Damn. That makes sense
I know im like the sherlok holmes of sexual problems
You tied the party balloons to your nipple ring so that everyone would know you partied.
eating raw peppers to burn the taste of semen out of my mouth
this episode of spongebob makes me wish crabby patties were real
Restaurants Roasting People Who Gave Them Negative Yelp Reviews (25 Pics)
They're all gay and their wifi network is named HOMOS. I want to live with these people.
It was great. Even bought me breakfast in the AM
From?
Well, he didn't exactly take me out, but left a $20 on the table...
He likes Jesus. Game over.
Oooh wait, he just told me he was high.
Judging by the amount of alcohol multiplied by the amount of her exes here, tonight will be ending in tears.
Btw, just wanna point out that you've hooked up with two guys whose birthdays are today. Congratulations, you have a type!

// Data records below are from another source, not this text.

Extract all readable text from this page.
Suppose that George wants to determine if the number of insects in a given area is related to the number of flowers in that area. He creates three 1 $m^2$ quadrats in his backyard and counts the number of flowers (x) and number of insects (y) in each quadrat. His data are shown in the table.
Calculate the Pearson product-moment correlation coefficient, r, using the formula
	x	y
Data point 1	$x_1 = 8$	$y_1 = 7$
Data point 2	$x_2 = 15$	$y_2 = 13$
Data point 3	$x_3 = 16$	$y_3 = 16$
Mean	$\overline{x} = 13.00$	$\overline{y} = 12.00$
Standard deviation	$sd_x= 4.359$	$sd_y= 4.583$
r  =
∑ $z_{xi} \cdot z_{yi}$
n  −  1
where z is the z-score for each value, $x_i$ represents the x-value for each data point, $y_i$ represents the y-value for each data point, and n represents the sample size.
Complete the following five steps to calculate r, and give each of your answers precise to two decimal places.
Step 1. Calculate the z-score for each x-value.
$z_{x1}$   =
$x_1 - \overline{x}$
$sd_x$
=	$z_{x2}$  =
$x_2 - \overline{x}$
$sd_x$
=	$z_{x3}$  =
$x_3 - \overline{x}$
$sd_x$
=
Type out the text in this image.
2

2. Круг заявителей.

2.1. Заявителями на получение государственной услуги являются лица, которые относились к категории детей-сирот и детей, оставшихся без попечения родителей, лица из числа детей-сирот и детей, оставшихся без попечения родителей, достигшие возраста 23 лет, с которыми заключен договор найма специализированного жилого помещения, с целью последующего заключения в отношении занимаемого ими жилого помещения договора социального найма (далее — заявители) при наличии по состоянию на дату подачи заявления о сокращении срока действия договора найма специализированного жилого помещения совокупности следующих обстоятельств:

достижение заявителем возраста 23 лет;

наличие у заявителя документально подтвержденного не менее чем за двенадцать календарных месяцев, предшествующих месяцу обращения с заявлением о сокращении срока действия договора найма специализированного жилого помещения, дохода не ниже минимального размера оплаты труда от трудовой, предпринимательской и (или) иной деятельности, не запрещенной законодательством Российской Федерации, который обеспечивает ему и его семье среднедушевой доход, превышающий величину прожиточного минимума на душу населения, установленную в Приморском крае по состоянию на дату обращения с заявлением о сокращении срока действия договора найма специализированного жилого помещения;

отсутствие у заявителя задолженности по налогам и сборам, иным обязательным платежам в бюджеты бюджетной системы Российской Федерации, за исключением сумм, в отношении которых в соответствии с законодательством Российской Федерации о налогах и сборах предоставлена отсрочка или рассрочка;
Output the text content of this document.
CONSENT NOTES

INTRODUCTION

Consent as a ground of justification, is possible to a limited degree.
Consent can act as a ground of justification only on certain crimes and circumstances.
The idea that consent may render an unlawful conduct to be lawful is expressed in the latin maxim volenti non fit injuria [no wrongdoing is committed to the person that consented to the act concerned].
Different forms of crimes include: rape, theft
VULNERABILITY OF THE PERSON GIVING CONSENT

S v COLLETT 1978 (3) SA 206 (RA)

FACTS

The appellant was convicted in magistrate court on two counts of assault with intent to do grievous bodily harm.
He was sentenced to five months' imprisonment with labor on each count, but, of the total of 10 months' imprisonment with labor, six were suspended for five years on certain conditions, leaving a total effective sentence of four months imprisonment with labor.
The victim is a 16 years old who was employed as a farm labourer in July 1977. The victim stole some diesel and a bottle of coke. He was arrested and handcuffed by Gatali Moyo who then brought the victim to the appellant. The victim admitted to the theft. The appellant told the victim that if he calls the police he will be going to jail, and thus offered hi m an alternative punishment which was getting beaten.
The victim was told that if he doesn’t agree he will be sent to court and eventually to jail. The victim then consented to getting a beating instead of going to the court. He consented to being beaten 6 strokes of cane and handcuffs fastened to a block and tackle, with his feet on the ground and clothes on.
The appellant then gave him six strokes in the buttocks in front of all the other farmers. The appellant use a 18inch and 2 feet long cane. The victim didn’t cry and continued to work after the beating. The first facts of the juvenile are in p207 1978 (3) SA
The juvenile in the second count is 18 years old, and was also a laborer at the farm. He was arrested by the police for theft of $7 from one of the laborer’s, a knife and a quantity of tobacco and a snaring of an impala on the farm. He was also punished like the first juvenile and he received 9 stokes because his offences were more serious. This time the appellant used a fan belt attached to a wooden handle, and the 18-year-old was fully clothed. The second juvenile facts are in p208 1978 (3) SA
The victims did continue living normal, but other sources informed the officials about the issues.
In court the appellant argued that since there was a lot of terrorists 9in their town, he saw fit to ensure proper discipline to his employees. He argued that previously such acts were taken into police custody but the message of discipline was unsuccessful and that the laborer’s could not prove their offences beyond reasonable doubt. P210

Woman Posts Harassing DMs From Creep Online, Now He’s Upset Because People Told His Mom
I just farted a soft, gentle fart and it made me think of the eye puff glaucoma test at the eye dr. I hope that's not fart air they use for those. And yes, I'm texting you from the toilet and yes again, I'm high.
Went outside and he was playing rock paper scissors with a cop over a drunk in public ticket.
I watched you down those shots like a lion cub watching its mother rip apart a gazelle
The CEO is on this whole 'what do you do with your spare time?' kick. Umm... get drunk and have sex in bar parking lots.
Dude. If you guys end up really liking each other, the color of his pubes won't matter. I wouldn't break a sweat.
Our son just found our secret Sex Dungeon that is no longer hidden in our basement. He brought his Xbox and the TV down there he is currently sitting in the sex swing playing video games. What do I do?